Didalam tulisannya "Legenda dan
Realitet" dalam Mimbar Indonesia tanggal 17 Agustus 1951 (no 32/33),
Bung Hatta bercerita bahwa sekembali dari Rengadengklok kekuasaan jatuh
kembali ketangan Soekarno-Hatta. Selanjutnya atas kesediaan Laksamana
Maeda meminjamkan rumahnya, maka diselenggarakanlah pertemuan para
pemimpin bangsa di Jakarta. Lewat tengah malam setelah mengadakan
perundingan dengan Sumobutjo (saat itu dijabat oleh Kolonel Nishimura)

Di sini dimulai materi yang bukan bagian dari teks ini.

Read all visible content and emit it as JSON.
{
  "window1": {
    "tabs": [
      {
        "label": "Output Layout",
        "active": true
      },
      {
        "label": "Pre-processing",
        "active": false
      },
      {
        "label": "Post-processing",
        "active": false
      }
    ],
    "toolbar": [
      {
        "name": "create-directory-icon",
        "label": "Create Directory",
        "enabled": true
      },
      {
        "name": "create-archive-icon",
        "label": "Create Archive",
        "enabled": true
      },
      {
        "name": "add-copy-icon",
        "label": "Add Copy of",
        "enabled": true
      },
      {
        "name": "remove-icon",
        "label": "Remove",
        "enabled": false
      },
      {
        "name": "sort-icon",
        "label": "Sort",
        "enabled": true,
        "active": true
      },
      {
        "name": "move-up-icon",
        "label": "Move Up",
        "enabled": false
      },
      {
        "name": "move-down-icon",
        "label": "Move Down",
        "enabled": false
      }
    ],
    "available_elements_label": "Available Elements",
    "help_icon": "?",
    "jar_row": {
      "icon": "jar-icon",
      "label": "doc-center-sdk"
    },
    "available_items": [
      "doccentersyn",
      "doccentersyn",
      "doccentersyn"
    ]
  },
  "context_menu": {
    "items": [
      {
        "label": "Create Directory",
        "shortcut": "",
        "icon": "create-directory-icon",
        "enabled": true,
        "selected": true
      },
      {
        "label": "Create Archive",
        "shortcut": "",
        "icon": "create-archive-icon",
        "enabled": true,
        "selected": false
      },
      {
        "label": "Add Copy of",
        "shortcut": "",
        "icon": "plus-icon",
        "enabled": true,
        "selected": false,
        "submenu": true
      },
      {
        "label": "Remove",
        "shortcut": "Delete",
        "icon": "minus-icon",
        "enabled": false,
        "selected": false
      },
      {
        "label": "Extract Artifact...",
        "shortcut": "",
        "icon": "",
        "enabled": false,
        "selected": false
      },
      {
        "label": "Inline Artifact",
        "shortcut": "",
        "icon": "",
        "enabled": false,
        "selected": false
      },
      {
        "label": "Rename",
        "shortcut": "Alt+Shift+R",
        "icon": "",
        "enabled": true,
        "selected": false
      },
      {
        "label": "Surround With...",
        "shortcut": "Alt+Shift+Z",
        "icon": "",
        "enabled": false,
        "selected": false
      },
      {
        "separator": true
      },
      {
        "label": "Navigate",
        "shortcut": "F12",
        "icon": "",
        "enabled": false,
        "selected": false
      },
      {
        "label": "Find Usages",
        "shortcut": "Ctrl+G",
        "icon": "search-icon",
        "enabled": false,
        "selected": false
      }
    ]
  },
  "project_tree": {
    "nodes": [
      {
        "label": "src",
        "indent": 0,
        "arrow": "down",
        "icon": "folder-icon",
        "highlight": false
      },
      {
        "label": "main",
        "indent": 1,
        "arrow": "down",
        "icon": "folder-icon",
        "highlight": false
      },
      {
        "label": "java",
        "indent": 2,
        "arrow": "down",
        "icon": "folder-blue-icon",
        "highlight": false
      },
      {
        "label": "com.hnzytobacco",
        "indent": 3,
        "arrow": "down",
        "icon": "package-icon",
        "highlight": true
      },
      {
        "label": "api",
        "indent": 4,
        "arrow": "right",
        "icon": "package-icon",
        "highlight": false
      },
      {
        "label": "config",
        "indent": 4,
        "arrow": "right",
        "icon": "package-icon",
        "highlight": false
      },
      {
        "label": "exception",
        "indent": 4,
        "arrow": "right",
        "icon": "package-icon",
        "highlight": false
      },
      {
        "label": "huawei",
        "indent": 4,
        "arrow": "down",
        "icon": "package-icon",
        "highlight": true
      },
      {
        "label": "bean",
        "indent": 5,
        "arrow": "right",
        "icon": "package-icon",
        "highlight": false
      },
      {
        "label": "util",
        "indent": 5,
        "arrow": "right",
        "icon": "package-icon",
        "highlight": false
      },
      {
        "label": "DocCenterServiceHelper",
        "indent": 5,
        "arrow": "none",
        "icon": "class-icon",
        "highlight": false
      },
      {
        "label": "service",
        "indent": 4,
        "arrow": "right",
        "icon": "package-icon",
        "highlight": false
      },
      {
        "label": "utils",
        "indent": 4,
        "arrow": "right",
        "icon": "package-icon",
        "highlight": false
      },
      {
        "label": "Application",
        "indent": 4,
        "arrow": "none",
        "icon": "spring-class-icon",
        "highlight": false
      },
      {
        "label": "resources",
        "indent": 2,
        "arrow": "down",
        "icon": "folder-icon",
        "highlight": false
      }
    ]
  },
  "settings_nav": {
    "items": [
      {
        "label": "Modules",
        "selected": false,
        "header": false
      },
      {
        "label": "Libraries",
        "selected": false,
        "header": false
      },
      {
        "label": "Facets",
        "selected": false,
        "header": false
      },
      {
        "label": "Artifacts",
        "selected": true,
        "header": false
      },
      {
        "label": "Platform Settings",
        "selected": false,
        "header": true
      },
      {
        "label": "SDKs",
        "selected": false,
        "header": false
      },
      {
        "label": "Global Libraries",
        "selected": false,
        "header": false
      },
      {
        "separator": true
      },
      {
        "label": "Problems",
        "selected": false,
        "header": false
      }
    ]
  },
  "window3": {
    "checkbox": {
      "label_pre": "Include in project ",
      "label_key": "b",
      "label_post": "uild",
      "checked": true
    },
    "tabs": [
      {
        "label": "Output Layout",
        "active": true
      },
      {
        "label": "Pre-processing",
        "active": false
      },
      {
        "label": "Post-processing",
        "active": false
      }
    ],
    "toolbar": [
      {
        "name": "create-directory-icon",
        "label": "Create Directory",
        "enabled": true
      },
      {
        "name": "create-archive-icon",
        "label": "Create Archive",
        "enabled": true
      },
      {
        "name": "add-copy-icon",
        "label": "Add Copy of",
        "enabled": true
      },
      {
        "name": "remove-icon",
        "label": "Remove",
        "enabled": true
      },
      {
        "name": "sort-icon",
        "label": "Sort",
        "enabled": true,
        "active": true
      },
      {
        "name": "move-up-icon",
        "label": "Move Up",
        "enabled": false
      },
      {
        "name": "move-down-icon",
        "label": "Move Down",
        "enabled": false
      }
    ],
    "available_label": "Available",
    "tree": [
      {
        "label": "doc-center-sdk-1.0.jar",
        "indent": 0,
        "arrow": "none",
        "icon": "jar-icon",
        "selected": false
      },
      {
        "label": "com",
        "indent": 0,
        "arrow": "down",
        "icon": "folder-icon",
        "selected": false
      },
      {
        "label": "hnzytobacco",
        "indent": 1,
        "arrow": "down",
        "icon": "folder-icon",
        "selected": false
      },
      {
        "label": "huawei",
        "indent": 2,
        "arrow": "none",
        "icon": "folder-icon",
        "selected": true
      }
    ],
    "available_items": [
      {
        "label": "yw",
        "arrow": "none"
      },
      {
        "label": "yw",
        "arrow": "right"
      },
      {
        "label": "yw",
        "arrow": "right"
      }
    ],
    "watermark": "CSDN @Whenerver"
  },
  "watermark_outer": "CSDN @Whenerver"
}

ternyata Jepang telah mengambil sikap sebagai jurukuasa yang menerima
perintah dari sekutu. Artinya pola Dalat untuk menyelenggarakan
Kemerdekaan Indonesia dianggap tidak berlaku lagi. Maka pertemuan yang
dihadiri oleh segala anggota Badan persiapan (maksudnya PPKI), wakil
pemuda dan wakil-wakil beberapa golongan dalam masyarakat dilanjutkan.
Dalam sidang ini atas anjuran golongan pemuda, ditetapkan dengan suara
bulat bahwa Proklamasi Indonesia merdeka hanya ditanda tangani oleh
Soekarno-Hatta atas nama Bangsa Indonesia. Dapat dibayangkan bahwa
peristiwa pembuatan rancangan naskah Proklamasi tidak terlalu istimewa.

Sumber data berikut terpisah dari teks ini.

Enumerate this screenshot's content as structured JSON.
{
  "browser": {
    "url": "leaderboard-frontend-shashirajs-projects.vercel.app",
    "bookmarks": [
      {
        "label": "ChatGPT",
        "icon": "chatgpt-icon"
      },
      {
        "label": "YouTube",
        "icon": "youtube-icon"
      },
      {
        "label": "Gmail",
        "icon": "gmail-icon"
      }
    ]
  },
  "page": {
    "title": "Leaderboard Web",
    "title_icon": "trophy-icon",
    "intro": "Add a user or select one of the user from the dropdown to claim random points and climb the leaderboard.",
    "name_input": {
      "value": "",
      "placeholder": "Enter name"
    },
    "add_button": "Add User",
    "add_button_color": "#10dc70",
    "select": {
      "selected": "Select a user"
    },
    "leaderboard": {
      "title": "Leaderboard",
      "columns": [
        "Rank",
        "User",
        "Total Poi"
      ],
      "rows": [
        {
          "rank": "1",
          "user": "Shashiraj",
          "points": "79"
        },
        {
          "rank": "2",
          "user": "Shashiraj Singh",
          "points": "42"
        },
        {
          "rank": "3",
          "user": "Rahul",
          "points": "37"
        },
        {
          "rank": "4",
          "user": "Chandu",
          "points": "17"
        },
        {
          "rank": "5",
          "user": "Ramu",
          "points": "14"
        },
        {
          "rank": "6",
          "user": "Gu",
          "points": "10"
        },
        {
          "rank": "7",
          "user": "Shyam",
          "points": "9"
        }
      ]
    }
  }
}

Hatta membacakan, Soekarno menulis. Disana-sini dicoret dan
diperbaiki...selesailah. Semua biasa-biasa saja, berjalan lancar sesuai
dengan harapan semua orang. Konsep tulisan Soekarno ini lalu diketik
oleh Sayuti Melik dan dibacakan kembali dimuka hadiri. Rencana untuk
mengadakan Revolusi seperti yang digembar gemborkan para pemuda, tidak
terjadi. Bahkan untuk ini Soekarni berkeliling kota memberi tahu bahwa
gerakan demo tidak jadi dilaksanakan hari itu. Bung Hatta menyambung
ceritanya : "Menurut pendapat kami Proklamasi Indonesia merdeka harus
ditetapkan oleh Panitia Persiapan Kemerdekaan Indonesia karena mereka
dianggap mewakili seluruh Indonesia. Jika perlu ditambah dengan beberapa
anggota lainnya yang mewakili berbagai golongan dalam masyarakat.

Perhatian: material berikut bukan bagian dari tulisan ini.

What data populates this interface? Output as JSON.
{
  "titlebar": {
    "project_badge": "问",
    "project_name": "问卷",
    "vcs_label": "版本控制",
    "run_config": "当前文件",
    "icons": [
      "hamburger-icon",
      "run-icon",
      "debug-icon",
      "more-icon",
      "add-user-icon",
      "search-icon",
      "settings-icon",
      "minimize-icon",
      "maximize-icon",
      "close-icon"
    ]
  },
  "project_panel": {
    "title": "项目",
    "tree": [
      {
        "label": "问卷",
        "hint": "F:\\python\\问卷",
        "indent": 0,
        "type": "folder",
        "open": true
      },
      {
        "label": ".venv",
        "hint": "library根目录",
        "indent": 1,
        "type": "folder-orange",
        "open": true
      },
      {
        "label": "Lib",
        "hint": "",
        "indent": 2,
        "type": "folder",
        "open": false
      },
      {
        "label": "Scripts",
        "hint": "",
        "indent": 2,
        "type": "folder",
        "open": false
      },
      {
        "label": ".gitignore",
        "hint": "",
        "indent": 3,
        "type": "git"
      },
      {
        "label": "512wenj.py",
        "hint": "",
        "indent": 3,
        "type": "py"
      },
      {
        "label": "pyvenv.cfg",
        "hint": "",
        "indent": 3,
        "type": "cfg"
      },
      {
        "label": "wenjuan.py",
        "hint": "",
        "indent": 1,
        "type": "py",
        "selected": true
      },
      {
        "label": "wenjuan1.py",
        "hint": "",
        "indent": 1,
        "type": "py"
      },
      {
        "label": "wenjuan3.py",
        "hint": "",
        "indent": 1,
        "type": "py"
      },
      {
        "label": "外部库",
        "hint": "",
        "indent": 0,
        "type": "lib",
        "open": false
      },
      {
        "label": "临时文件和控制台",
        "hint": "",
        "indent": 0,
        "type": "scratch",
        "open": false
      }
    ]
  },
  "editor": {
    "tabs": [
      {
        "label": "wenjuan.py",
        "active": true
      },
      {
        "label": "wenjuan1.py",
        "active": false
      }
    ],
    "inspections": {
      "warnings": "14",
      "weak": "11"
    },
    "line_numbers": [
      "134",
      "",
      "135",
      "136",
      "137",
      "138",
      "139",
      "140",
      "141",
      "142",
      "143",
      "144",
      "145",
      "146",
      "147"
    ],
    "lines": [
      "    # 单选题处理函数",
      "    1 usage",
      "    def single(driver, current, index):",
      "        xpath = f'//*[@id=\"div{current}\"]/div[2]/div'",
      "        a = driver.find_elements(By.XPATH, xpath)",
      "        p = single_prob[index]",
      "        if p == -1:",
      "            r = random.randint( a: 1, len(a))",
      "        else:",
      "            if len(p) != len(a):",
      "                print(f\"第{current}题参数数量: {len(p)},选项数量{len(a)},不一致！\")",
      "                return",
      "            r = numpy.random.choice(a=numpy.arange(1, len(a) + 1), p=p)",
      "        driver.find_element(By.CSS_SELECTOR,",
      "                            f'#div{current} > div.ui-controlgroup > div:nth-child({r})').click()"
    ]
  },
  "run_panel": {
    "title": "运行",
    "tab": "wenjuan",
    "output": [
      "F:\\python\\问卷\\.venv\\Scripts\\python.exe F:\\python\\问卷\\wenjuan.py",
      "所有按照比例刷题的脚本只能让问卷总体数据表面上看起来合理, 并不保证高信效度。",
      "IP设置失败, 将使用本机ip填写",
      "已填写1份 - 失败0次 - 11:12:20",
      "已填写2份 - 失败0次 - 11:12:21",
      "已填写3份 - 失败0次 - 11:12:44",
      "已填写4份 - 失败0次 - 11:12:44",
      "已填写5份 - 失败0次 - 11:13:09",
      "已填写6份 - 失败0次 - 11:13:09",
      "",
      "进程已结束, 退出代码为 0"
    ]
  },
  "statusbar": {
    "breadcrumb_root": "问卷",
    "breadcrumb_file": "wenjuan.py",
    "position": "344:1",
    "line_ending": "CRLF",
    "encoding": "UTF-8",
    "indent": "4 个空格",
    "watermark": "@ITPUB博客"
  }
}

Sekalipun utusan dari Jawa, Sumatra, Kalimantan, Sulawesi, Sunda Kecil
dan Maluku itu diangkat oleh Jepang, suara yang mereka perdengarkan
untuk menyatakan Indonesia merdeka adalah suara dan cita-cita rakyat.
Dengan ikutnya mereka terdapatlah simbul persatuan seluruh Indonesia.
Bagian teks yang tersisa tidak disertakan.